Embosphere® Microspheres are now cleared by the FDA for the intended use of embolization of blood vessels to control bleeding and hemorrhaging in the peripheral vasculature. As the first spherical embolic to receive this clearance, this is yet another indication in a long line of firsts for Embosphere, solidifying its place as the most clinically studied and clinically proven round embolic with consistent and predictable results for effective embolization.
Embosphere was first developed at the Lariboisière Hospital in Paris, France, with initial clinical studies taking place in the late 1980s. Previous to Embosphere, standard embolic agents used for therapeutic embolization initially only included non-spherical polyvinyl alcohol (PVA) particles and gelatin sponge, but both products were seen to have shortcomings.

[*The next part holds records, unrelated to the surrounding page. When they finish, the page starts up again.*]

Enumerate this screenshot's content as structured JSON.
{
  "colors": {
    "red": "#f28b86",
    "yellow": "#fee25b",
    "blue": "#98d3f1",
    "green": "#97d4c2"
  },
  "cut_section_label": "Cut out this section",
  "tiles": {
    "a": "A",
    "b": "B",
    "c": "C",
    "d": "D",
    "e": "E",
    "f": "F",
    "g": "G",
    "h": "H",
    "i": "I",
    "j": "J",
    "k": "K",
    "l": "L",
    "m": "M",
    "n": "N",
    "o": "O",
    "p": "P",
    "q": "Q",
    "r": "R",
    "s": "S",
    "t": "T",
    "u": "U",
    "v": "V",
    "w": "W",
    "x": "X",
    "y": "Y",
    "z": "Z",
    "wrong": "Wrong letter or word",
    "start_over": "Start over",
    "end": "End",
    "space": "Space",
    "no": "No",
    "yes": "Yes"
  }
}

By nature, non-spherical PVA particles vary in size. This irregularity could possibly lead to uncontrolled embolization as well as the clogging of microcatheters.1,2 Gelatin sponge has been linked with more inflammatory reactions than spherical embolic agents and is often time-consuming to prepare, with uniformly sized particles also a challenge to obtain.2,3 The desire and need for a better embolic agent led to the development of Embosphere Microspheres.
Made from a proprietary formulation of a tris-acrylic cross-linked co-polymer, Embosphere’s spherical shape mimics the natural contour of the vessel lumen, allowing for a “fit and fill” effect. Moreover, the hydrophilic surface prevents aggregation in the catheter lumen and vasculature.*
Comparative studies show that Embosphere has many advantages over its predecessors. First and foremost, it’s the only round embolic to have a direct correlation between the size of the particle used and the diameter of the occluded artery.1 Competing embolics have no such correlation and have been shown to have higher in-vivo deformation rates* and therefore are unable to provide predictable embolization.1,4 Data has also shown Embosphere Microspheres to compress up to 33%, helping to facilitate smooth microcatheter passage.5 These microspheres then return to their stated diameter after delivery, contributing to durable and targeted results.*
Now, more than 20 years later, Embosphere is the most extensively studied and clinically utilized round embolic, having been proven in hundreds of thousands of procedures worldwide and in more than 220 peer-reviewed clinical articles.
A microsphere with unwavering performance and quality, Embosphere has still continued to innovate over the years. Starting in 1997, it was the first commercially available microsphere. In 2002, Embosphere was the first embolic agent packaged in a syringe and the first to receive US indication for uterine fibroid embolization (UFE). Fast forward to 2017, Embosphere was the first to receive US indication for prostatic artery embolization (PAE). And today we recognize the most recent first—its US indication for embolization to control bleeding and hemorrhaging in the peripheral vasculature.
These many firsts speak to Embosphere’s high level of quality and performance as well as reflect Merit Medical’s ongoing dedication to embolics and support for the minimally invasive therapies physicians provide.
- Pelage, J., Laurent, A., Wassef, M., et al. (2002). Uterine artery embolization in sheep: Comparison of acute effects with polyvinyl alcohol particles and calibrated microspheres. Radiology, Aug;224(2):436-445.
- Worthington-Kirsch, R. (2008, Jun). Do particle size and type matter? Retrieved from https://evtoday.com/2008/06/EVT0608_04.php?center=156
- Oh, J., Lee, H., Chun, H., et al. (2015). Evaluation of arterial impairment after experimental gelatin sponge embolization in a rabbit renal model. Korean J Radiol, Jan-Feb;16(1):133-138.
- 4. Verret, V., Ghegediban, S., Wassef, M., et al. (2011). The arterial distribution of Embozene and Embosphere microspheres in sheep kidney and uterus embolization models. J Vasc Interv Radiol, Feb;22(2):220-228.
- Laurent, A., Beaujeux, R., Wassef, M., et al. (1996). Trisacryl gelatin microspheres for therapeutic embolization, I: Development and in vitro evaluation. AJNR Am J Neuroradiol, Mar;17(3):533-540.